Vergütung Ambulante Weiterbildung: MB begrüßt Regelung

Der Marburger Bund (MB) begrüßt klare vertragliche Regelungen für Ärztinnen und Ärzte in der ambulanten Weiterbildung. Es dürfe keine Nachteile gegenüber der stationären Weiterbildung geben.
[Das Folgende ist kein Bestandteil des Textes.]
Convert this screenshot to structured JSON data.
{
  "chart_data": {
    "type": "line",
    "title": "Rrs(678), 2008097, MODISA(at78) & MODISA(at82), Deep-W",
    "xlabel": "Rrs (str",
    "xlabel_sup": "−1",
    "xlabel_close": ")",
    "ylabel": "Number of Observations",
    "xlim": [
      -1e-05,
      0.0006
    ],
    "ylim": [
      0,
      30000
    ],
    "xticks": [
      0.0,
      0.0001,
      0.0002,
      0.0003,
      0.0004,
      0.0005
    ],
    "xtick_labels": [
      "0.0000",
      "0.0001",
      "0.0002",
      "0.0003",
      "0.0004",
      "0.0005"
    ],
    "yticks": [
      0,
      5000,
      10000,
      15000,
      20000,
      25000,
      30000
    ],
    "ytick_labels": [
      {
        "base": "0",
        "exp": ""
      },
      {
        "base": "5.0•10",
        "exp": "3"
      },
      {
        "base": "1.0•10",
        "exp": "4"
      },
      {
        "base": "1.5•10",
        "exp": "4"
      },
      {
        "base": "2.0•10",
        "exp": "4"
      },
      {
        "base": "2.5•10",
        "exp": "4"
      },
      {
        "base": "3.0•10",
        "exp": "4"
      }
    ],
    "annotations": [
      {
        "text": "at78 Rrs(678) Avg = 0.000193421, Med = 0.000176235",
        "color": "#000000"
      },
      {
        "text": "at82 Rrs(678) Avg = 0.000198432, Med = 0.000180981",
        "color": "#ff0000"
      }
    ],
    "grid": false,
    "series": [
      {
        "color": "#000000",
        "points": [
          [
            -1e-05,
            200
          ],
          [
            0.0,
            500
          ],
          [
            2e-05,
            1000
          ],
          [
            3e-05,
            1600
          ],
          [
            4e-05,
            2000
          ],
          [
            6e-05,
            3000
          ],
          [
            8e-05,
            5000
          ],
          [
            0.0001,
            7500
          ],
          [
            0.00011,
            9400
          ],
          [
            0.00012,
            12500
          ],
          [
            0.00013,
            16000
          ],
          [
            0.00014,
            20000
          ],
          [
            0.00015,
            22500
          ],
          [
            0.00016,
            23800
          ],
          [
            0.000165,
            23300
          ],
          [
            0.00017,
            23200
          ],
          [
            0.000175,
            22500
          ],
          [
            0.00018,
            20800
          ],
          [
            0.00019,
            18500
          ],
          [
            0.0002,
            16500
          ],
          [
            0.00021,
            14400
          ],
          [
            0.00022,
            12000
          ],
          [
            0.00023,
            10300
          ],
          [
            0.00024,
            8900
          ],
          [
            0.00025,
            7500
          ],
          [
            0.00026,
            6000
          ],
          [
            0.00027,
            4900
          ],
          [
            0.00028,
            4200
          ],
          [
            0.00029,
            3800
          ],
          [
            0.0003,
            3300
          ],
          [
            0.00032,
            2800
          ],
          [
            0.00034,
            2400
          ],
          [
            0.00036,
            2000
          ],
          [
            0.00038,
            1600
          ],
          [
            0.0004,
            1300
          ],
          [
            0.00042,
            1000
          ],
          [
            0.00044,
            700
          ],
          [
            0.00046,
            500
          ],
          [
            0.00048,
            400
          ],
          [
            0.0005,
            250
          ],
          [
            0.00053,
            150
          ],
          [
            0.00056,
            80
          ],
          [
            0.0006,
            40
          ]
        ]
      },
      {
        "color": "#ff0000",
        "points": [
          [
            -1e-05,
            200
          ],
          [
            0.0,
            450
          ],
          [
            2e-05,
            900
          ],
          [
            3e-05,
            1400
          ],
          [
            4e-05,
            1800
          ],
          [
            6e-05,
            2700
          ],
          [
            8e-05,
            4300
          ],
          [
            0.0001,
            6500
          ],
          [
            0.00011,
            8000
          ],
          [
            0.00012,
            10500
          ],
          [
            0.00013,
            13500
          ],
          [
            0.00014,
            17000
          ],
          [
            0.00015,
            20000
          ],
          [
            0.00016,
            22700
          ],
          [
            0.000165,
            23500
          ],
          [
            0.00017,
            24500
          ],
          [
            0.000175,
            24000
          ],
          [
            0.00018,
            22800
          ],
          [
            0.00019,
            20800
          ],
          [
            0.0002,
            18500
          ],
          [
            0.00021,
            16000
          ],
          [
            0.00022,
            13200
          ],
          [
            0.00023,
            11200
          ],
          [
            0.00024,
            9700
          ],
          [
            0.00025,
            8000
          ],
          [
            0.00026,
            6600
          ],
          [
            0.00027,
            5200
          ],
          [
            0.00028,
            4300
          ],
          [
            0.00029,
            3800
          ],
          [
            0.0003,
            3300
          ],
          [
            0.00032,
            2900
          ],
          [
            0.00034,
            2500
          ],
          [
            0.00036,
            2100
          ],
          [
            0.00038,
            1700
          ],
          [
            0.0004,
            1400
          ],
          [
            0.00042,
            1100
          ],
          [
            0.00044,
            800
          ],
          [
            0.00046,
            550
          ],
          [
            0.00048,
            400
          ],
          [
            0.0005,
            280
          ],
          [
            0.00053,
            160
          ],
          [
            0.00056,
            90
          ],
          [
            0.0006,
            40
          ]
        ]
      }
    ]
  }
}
Symbolfoto | Robert Kneschke

Die gesetzliche Klarstellung, dass in ambulanter Weiterbildung befindliche Ärztinnen und Ärzte zukünftig eine dem Tarifgehalt in Krankenhäusern entsprechende Vergütung erhalten sollen, begrüßte der MB ausdrücklich. Die Betreiber von Arztpraxen sowie anderer ambulanter Weiterbildungsstätten sind laut GKV-Versorgungsstärkungsgesetz nun dazu verpflichtet, den von der Kassenärztlichen Vereinigung und den Krankenkassen zur Verfügung gestellten Förderbetrag auf die im Krankenhaus gezahlte Vergütung anzuheben und an die angestellten Ärztinnen und Ärzte auszuzahlen.

Dies war in der Vergangenheit nicht immer passiert, ist aber seit dem 24. Juli 2015 gesetzlich bindend. Da diese Regelung allerdings auch einer vertraglichen Absicherung bedarf, erarbeitet der MB momentan für Mitglieder, die eine ambulante Weiterbildung absolvieren, einen Muster-Anstellungsvertrag. Dieser enthält Regelungen zur Vergütung und zu allen wesentlichen Aspekten des Arbeitsverhältnisses. „Die Ärztinnen und Ärzte in der ambulanten Weiterbildung haben Anspruch auf verbindliche vertragliche Regelungen, die nicht unterlaufen werden können. Dagegen sind freiwillige und damit unverbindliche Selbstverpflichtungen und Kodizes, wie sie Verbände der niedergelassenen Ärzte propagieren, wohl eher als Einladung an Praxisinhaber zu verstehen, Gehaltsdumping zu betreiben“, erklärt Dr. Andreas Botzlar, 2. Vorsitzender des Marburger Bundes.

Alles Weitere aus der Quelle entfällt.